The Southern Railway had a strong commitment to electrification. The intensively used commuter system in a relatively small geographical area made the Southern a natural candidate for electrification. After the Grouping, the LSWR's 660 V DC third rail system was adopted for the whole region. LSWR metro area was initially electrified, soon followed by conversion LBSCR's 6.6 kV AC Overhead electrified London Metro lines and then the SECR's metro lines around London in the 1920s. The 1930s saw mainline electrification of the Brighton Main Line and the Portsmouth Direct Line with associated several surround lines (such as the East and West Coastways). Outer suburban electrification was also extensive (e.g. to Gillingham, Maidstone, etc.). Proposals to extend further to the Kent Coast were halted by World War II. Originally only electric multiple unit trains were used, but later electric locomotives and electro-diesel hybrids were developed.

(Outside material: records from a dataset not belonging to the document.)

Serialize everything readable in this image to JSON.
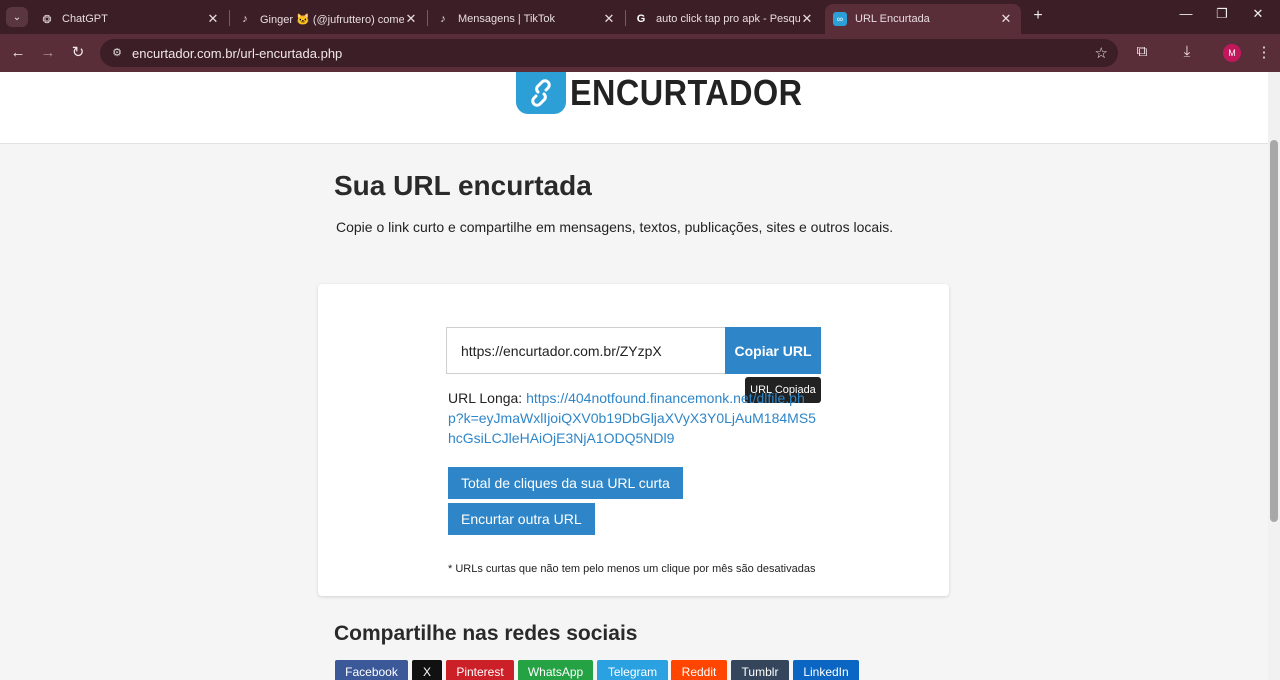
{
  "browser": {
    "tabs": [
      {
        "title": "ChatGPT",
        "icon": "chatgpt-icon"
      },
      {
        "title": "Ginger 🐱 (@jufruttero) começ",
        "icon": "tiktok-icon"
      },
      {
        "title": "Mensagens | TikTok",
        "icon": "tiktok-icon"
      },
      {
        "title": "auto click tap pro apk - Pesquis",
        "icon": "google-icon"
      },
      {
        "title": "URL Encurtada",
        "icon": "encurtador-icon"
      }
    ],
    "url": "encurtador.com.br/url-encurtada.php",
    "profile_initial": "M"
  },
  "header": {
    "logo_text": "ENCURTADOR"
  },
  "main": {
    "title": "Sua URL encurtada",
    "description": "Copie o link curto e compartilhe em mensagens, textos, publicações, sites e outros locais.",
    "short_url": "https://encurtador.com.br/ZYzpX",
    "copy_button": "Copiar URL",
    "tooltip": "URL Copiada",
    "long_url_label": "URL Longa:",
    "long_url": "https://404notfound.financemonk.net/dlfile.php?k=eyJmaWxlIjoiQXV0b19DbGljaXVyX3Y0LjAuM184MS5hcGsiLCJleHAiOjE3NjA1ODQ5NDl9",
    "clicks_button": "Total de cliques da sua URL curta",
    "shorten_another_button": "Encurtar outra URL",
    "note": "* URLs curtas que não tem pelo menos um clique por mês são desativadas"
  },
  "share": {
    "title": "Compartilhe nas redes sociais",
    "buttons": [
      {
        "label": "Facebook",
        "color": "#3b5998"
      },
      {
        "label": "X",
        "color": "#111111"
      },
      {
        "label": "Pinterest",
        "color": "#cb2027"
      },
      {
        "label": "WhatsApp",
        "color": "#25a244"
      },
      {
        "label": "Telegram",
        "color": "#2aa1e0"
      },
      {
        "label": "Reddit",
        "color": "#ff4500"
      },
      {
        "label": "Tumblr",
        "color": "#35465c"
      },
      {
        "label": "LinkedIn",
        "color": "#0a66c2"
      }
    ]
  },
  "colors": {
    "accent": "#2e86c9",
    "browser_frame": "#3c1e26"
  }
}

During World War II, the Southern found itself at the front line. Before hostilities, 75% of SR traffic was passenger with just 25% being freight. During the war, roughly the same number of passengers was carried, but only made up 40% of total traffic – freight traffic had increased 4.5-fold. A shortage of freight locomotives was remedied by Chief Engineer Oliver Bulleid, who designed a 0-6-0 locomotive, the SR Q1 class. This was the largest 0-6-0 to operate in Britain, and forty of these transformed the Southern's ability to haul heavy freight.